Lexi’s unfinished question drew Icarus’ attention.
He looked up from his table, to find her standing near the doorway of his workshop, wearing nothing but a T-shirt and panties. The desire that nudged him today rushed over him, raising goosebumps everywhere.
“Do you sleep in that?” she asked.
He looked down, to see he wore the same jeans and button-down he’d had on earlier. He must have fallen asleep working. “Good dream.”
She pursed her lips but rapidly shifted to a smile. “I probably shouldn’t be dreaming about you.”
She held herself with the same confidence as earlier. There was no attempt to hide the fact that she was in her underwear.
Icarus took a step and found himself in front of her. The way her breath hitched sent heat spilling through his veins. Really good dream.
Lexi held his gaze, making no effort to put distance between them.
He hooked his thumb under the elastic of her panties and traced along her skin, never moving below her hip, despite the desire pulsing inside.

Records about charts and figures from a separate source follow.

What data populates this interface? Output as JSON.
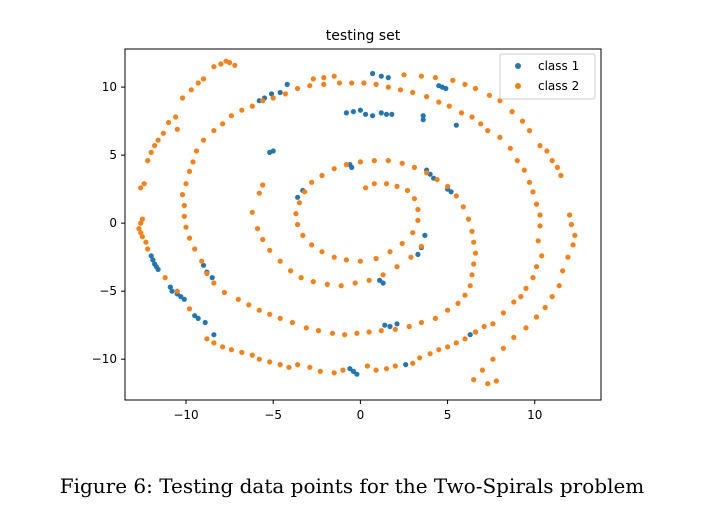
{
  "figure_caption": "Figure 6: Testing data points for the Two-Spirals problem",
  "chart_data": {
    "type": "scatter",
    "title": "testing set",
    "xlabel": "",
    "ylabel": "",
    "xlim": [
      -13.5,
      13.8
    ],
    "ylim": [
      -13.0,
      12.8
    ],
    "xticks": [
      -10,
      -5,
      0,
      5,
      10
    ],
    "yticks": [
      -10,
      -5,
      0,
      5,
      10
    ],
    "xtick_labels": [
      "−10",
      "−5",
      "0",
      "5",
      "10"
    ],
    "ytick_labels": [
      "−10",
      "−5",
      "0",
      "5",
      "10"
    ],
    "grid": false,
    "legend_position": "top-right",
    "series": [
      {
        "name": "class 1",
        "color": "#1f77b4",
        "points": [
          [
            -12.0,
            -2.4
          ],
          [
            -11.9,
            -2.7
          ],
          [
            -11.8,
            -3.0
          ],
          [
            -11.7,
            -3.2
          ],
          [
            -11.6,
            -3.4
          ],
          [
            -10.9,
            -4.7
          ],
          [
            -10.8,
            -5.0
          ],
          [
            -10.5,
            -5.2
          ],
          [
            -10.3,
            -5.4
          ],
          [
            -10.1,
            -5.6
          ],
          [
            -9.5,
            -6.8
          ],
          [
            -9.3,
            -7.0
          ],
          [
            -8.9,
            -7.3
          ],
          [
            -8.4,
            -8.2
          ],
          [
            -8.5,
            -4.0
          ],
          [
            -8.8,
            -3.6
          ],
          [
            -9.0,
            -3.1
          ],
          [
            -5.0,
            5.3
          ],
          [
            -5.2,
            5.2
          ],
          [
            -5.8,
            9.0
          ],
          [
            -5.5,
            9.2
          ],
          [
            -5.1,
            9.5
          ],
          [
            -4.6,
            9.6
          ],
          [
            -4.2,
            10.2
          ],
          [
            -0.6,
            4.3
          ],
          [
            -0.5,
            4.1
          ],
          [
            -3.3,
            2.4
          ],
          [
            -3.6,
            1.9
          ],
          [
            -0.8,
            8.1
          ],
          [
            -0.4,
            8.2
          ],
          [
            0.0,
            8.3
          ],
          [
            0.3,
            8.0
          ],
          [
            0.7,
            7.9
          ],
          [
            1.2,
            8.1
          ],
          [
            1.5,
            8.0
          ],
          [
            1.8,
            8.0
          ],
          [
            -0.6,
            -10.7
          ],
          [
            -0.4,
            -10.9
          ],
          [
            -0.2,
            -11.1
          ],
          [
            1.4,
            -7.5
          ],
          [
            1.7,
            -7.6
          ],
          [
            2.1,
            -7.4
          ],
          [
            2.6,
            -10.4
          ],
          [
            1.1,
            -4.2
          ],
          [
            1.3,
            -4.4
          ],
          [
            3.6,
            7.9
          ],
          [
            3.6,
            7.6
          ],
          [
            4.5,
            10.1
          ],
          [
            4.7,
            10.0
          ],
          [
            4.9,
            9.9
          ],
          [
            3.8,
            3.9
          ],
          [
            4.0,
            3.6
          ],
          [
            4.2,
            3.3
          ],
          [
            5.0,
            2.5
          ],
          [
            5.2,
            2.3
          ],
          [
            3.7,
            -0.9
          ],
          [
            3.5,
            -1.8
          ],
          [
            3.3,
            -2.3
          ],
          [
            6.3,
            -8.2
          ],
          [
            6.6,
            -8.0
          ],
          [
            5.5,
            7.2
          ],
          [
            0.7,
            11.0
          ],
          [
            1.2,
            10.8
          ],
          [
            1.6,
            10.7
          ]
        ]
      },
      {
        "name": "class 2",
        "color": "#ff7f0e",
        "points": [
          [
            -8.4,
            11.5
          ],
          [
            -8.0,
            11.7
          ],
          [
            -7.7,
            11.9
          ],
          [
            -9.0,
            10.6
          ],
          [
            -9.3,
            10.3
          ],
          [
            -9.7,
            9.8
          ],
          [
            -10.2,
            9.2
          ],
          [
            -10.6,
            7.8
          ],
          [
            -11.0,
            7.4
          ],
          [
            -11.3,
            6.6
          ],
          [
            -11.6,
            6.1
          ],
          [
            -11.8,
            5.7
          ],
          [
            -12.0,
            5.2
          ],
          [
            -12.2,
            4.6
          ],
          [
            -12.4,
            2.9
          ],
          [
            -12.6,
            2.6
          ],
          [
            -12.5,
            0.3
          ],
          [
            -12.6,
            0.0
          ],
          [
            -12.7,
            -0.4
          ],
          [
            -12.6,
            -0.7
          ],
          [
            -12.5,
            -1.0
          ],
          [
            -12.2,
            -1.9
          ],
          [
            -11.2,
            -4.0
          ],
          [
            -10.5,
            -5.0
          ],
          [
            -9.8,
            -6.3
          ],
          [
            -8.8,
            -8.5
          ],
          [
            -8.4,
            -8.8
          ],
          [
            -7.9,
            -9.1
          ],
          [
            -7.4,
            -9.3
          ],
          [
            -6.8,
            -9.5
          ],
          [
            -6.2,
            -9.7
          ],
          [
            -5.8,
            -10.0
          ],
          [
            -5.2,
            -10.2
          ],
          [
            -4.6,
            -10.4
          ],
          [
            -4.1,
            -10.6
          ],
          [
            -3.6,
            -10.4
          ],
          [
            -2.9,
            -10.6
          ],
          [
            -2.3,
            -10.9
          ],
          [
            -1.5,
            -11.0
          ],
          [
            -1.0,
            -10.8
          ],
          [
            0.4,
            -10.5
          ],
          [
            0.9,
            -10.8
          ],
          [
            1.5,
            -10.7
          ],
          [
            2.0,
            -10.5
          ],
          [
            3.0,
            -10.3
          ],
          [
            3.4,
            -9.9
          ],
          [
            4.0,
            -9.6
          ],
          [
            4.5,
            -9.3
          ],
          [
            5.0,
            -9.1
          ],
          [
            5.5,
            -8.8
          ],
          [
            6.0,
            -8.5
          ],
          [
            6.6,
            -8.0
          ],
          [
            7.1,
            -7.6
          ],
          [
            7.6,
            -7.4
          ],
          [
            8.2,
            -6.6
          ],
          [
            8.8,
            -5.8
          ],
          [
            9.2,
            -5.4
          ],
          [
            9.5,
            -4.8
          ],
          [
            9.9,
            -4.0
          ],
          [
            10.1,
            -3.2
          ],
          [
            10.4,
            -2.4
          ],
          [
            10.2,
            -1.3
          ],
          [
            10.3,
            -0.2
          ],
          [
            10.3,
            0.6
          ],
          [
            10.1,
            1.4
          ],
          [
            9.9,
            2.3
          ],
          [
            9.7,
            3.0
          ],
          [
            9.4,
            3.9
          ],
          [
            9.0,
            4.6
          ],
          [
            8.6,
            5.5
          ],
          [
            8.0,
            6.3
          ],
          [
            7.3,
            6.8
          ],
          [
            6.9,
            7.3
          ],
          [
            6.4,
            7.8
          ],
          [
            5.8,
            8.1
          ],
          [
            5.1,
            8.6
          ],
          [
            4.5,
            8.9
          ],
          [
            3.8,
            9.3
          ],
          [
            3.0,
            9.6
          ],
          [
            2.3,
            9.8
          ],
          [
            1.6,
            10.0
          ],
          [
            0.9,
            10.2
          ],
          [
            0.2,
            10.3
          ],
          [
            -0.5,
            10.3
          ],
          [
            -1.2,
            10.3
          ],
          [
            -2.1,
            10.2
          ],
          [
            -2.9,
            10.1
          ],
          [
            -3.6,
            9.9
          ],
          [
            -4.3,
            9.5
          ],
          [
            -5.0,
            9.2
          ],
          [
            -5.6,
            9.0
          ],
          [
            -6.2,
            8.6
          ],
          [
            -6.8,
            8.3
          ],
          [
            -7.4,
            7.9
          ],
          [
            -7.9,
            7.3
          ],
          [
            -8.4,
            6.8
          ],
          [
            -9.0,
            6.1
          ],
          [
            -9.4,
            5.3
          ],
          [
            -9.6,
            4.5
          ],
          [
            -9.8,
            3.8
          ],
          [
            -10.0,
            2.9
          ],
          [
            -10.2,
            2.1
          ],
          [
            -10.1,
            1.3
          ],
          [
            -10.1,
            0.5
          ],
          [
            -10.0,
            -0.3
          ],
          [
            -9.8,
            -1.1
          ],
          [
            -9.5,
            -1.9
          ],
          [
            -9.1,
            -2.8
          ],
          [
            -8.8,
            -3.7
          ],
          [
            -8.4,
            -4.4
          ],
          [
            -7.8,
            -5.1
          ],
          [
            -7.0,
            -5.6
          ],
          [
            -6.4,
            -6.0
          ],
          [
            -5.8,
            -6.4
          ],
          [
            -5.2,
            -6.7
          ],
          [
            -4.6,
            -7.0
          ],
          [
            -3.9,
            -7.3
          ],
          [
            -3.1,
            -7.7
          ],
          [
            -2.4,
            -7.9
          ],
          [
            -1.6,
            -8.1
          ],
          [
            -0.9,
            -8.2
          ],
          [
            -0.2,
            -8.1
          ],
          [
            0.5,
            -8.0
          ],
          [
            1.2,
            -7.9
          ],
          [
            2.0,
            -7.8
          ],
          [
            2.8,
            -7.6
          ],
          [
            3.5,
            -7.3
          ],
          [
            4.3,
            -7.0
          ],
          [
            5.0,
            -6.4
          ],
          [
            5.6,
            -5.9
          ],
          [
            6.0,
            -5.3
          ],
          [
            6.3,
            -4.6
          ],
          [
            6.4,
            -3.8
          ],
          [
            6.5,
            -3.0
          ],
          [
            6.6,
            -2.2
          ],
          [
            6.5,
            -1.4
          ],
          [
            6.4,
            -0.6
          ],
          [
            6.2,
            0.3
          ],
          [
            5.9,
            1.2
          ],
          [
            5.5,
            2.0
          ],
          [
            5.0,
            2.7
          ],
          [
            4.4,
            3.2
          ],
          [
            3.8,
            3.7
          ],
          [
            3.1,
            4.1
          ],
          [
            2.4,
            4.4
          ],
          [
            1.6,
            4.6
          ],
          [
            0.8,
            4.6
          ],
          [
            0.0,
            4.5
          ],
          [
            -0.8,
            4.3
          ],
          [
            -1.5,
            4.0
          ],
          [
            -2.2,
            3.5
          ],
          [
            -2.8,
            3.0
          ],
          [
            -3.2,
            2.3
          ],
          [
            -3.5,
            1.5
          ],
          [
            -3.7,
            0.7
          ],
          [
            -3.6,
            -0.1
          ],
          [
            -3.3,
            -0.9
          ],
          [
            -2.8,
            -1.6
          ],
          [
            -2.2,
            -2.1
          ],
          [
            -1.5,
            -2.5
          ],
          [
            -0.8,
            -2.7
          ],
          [
            0.0,
            -2.8
          ],
          [
            0.9,
            -2.6
          ],
          [
            1.7,
            -2.1
          ],
          [
            2.4,
            -1.5
          ],
          [
            3.0,
            -0.7
          ],
          [
            3.3,
            0.2
          ],
          [
            3.3,
            1.0
          ],
          [
            3.1,
            1.8
          ],
          [
            2.7,
            2.4
          ],
          [
            2.1,
            2.7
          ],
          [
            1.5,
            2.9
          ],
          [
            0.8,
            2.9
          ],
          [
            0.3,
            2.6
          ],
          [
            -5.6,
            2.8
          ],
          [
            -5.8,
            2.2
          ],
          [
            -6.2,
            0.8
          ],
          [
            -5.9,
            -0.4
          ],
          [
            -5.6,
            -1.2
          ],
          [
            -5.2,
            -2.0
          ],
          [
            -4.6,
            -2.8
          ],
          [
            -4.0,
            -3.5
          ],
          [
            -3.4,
            -4.0
          ],
          [
            -2.7,
            -4.3
          ],
          [
            -1.9,
            -4.5
          ],
          [
            -1.1,
            -4.6
          ],
          [
            -0.3,
            -4.4
          ],
          [
            0.5,
            -4.2
          ],
          [
            1.3,
            -3.8
          ],
          [
            2.1,
            -3.2
          ],
          [
            2.9,
            -2.5
          ],
          [
            3.5,
            -1.7
          ],
          [
            -7.5,
            11.8
          ],
          [
            -7.2,
            11.6
          ],
          [
            -10.5,
            6.9
          ],
          [
            -12.3,
            -1.4
          ],
          [
            12.0,
            0.6
          ],
          [
            12.1,
            -0.1
          ],
          [
            12.3,
            -0.9
          ],
          [
            12.2,
            -1.6
          ],
          [
            11.9,
            -2.5
          ],
          [
            11.6,
            -3.5
          ],
          [
            11.4,
            -4.6
          ],
          [
            11.0,
            -5.4
          ],
          [
            10.6,
            -6.2
          ],
          [
            10.1,
            -6.9
          ],
          [
            9.5,
            -7.7
          ],
          [
            8.8,
            -8.4
          ],
          [
            8.2,
            -9.2
          ],
          [
            7.6,
            -10.0
          ],
          [
            7.0,
            -10.8
          ],
          [
            6.5,
            -11.5
          ],
          [
            7.3,
            -11.8
          ],
          [
            7.8,
            -11.6
          ],
          [
            11.5,
            3.5
          ],
          [
            11.3,
            4.1
          ],
          [
            11.0,
            4.6
          ],
          [
            10.7,
            5.3
          ],
          [
            10.3,
            5.7
          ],
          [
            9.7,
            6.8
          ],
          [
            9.3,
            7.5
          ],
          [
            8.7,
            8.2
          ],
          [
            8.0,
            9.0
          ],
          [
            7.4,
            9.4
          ],
          [
            6.6,
            9.9
          ],
          [
            6.0,
            10.2
          ],
          [
            5.3,
            10.5
          ],
          [
            4.3,
            10.7
          ],
          [
            3.5,
            10.8
          ],
          [
            2.5,
            10.9
          ],
          [
            -1.5,
            10.8
          ],
          [
            -2.1,
            10.7
          ],
          [
            -2.7,
            10.6
          ]
        ]
      }
    ]
  }
}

“I fell asleep at my workbench,” he said in answer to her question. “I lose track of time, I pass out.” Why was he explaining himself to his own dream?
She shifted her weight, pressing her hip against his palm. “That makes sense.”
“Glad to hear it. What are you doing in my dream?” And why was he asking her that?
She looked between them. “Pretty sure it’s my dream.”
Sassy fantasy. He liked that. “How do you figure?”
“I’m the one in my underwear.”
And he’d like very much for her to be in even less. “Not sure how that proves your point.” He dragged his gaze over her again, studying the long, pale legs, round hips that led to a narrow waist, and full breasts. Creation, he had a good imagination. “Unless you’re Morpheus.”
“No.” Lexi shook her head. “If this were Morpheus, I’d see through the illusion.”
Fascination warred with arousal. “And you talk like you believe this is your dream. My subconscious is a fucked-up place.”
“That’s my line.”
He liked the banter, but he wanted more. To live out the fantasy that had flashed through his head when they met. “Agree to disagree?”
“You’re capable of that?” she teased.
He dipped his head until his mouth was a breath from hers. Invisible sparks rushed between them, dancing along his skin. “I’m capable of a lot of things. I have a feeling even more with you.”
She licked her lips and leaned closer.
He closed his eyes to kiss her, and missed. When he looked, she’d stepped out of reach.
The smile she gave him was apologetic. “Maybe next time.”
LEXI STARTED AWAKE. The dream lingered, filling her head and heating her to the core. It didn’t matter that the contact with Icarus was brief and tame; desire pulsed between her legs.
It was Cerberus’ voice that had interrupted the vivid dream, but he wasn’t in their room with her. That wasn’t unusual. He was either downstairs, or out enjoying the night in his hellhound form.
Lexi kicked off the blankets and went in search of him. She was vaguely aware she was wandering through the house in a T-shirt and panties—the same things she wore in the dream—but as long as Actaeon didn’t have company, she didn’t care.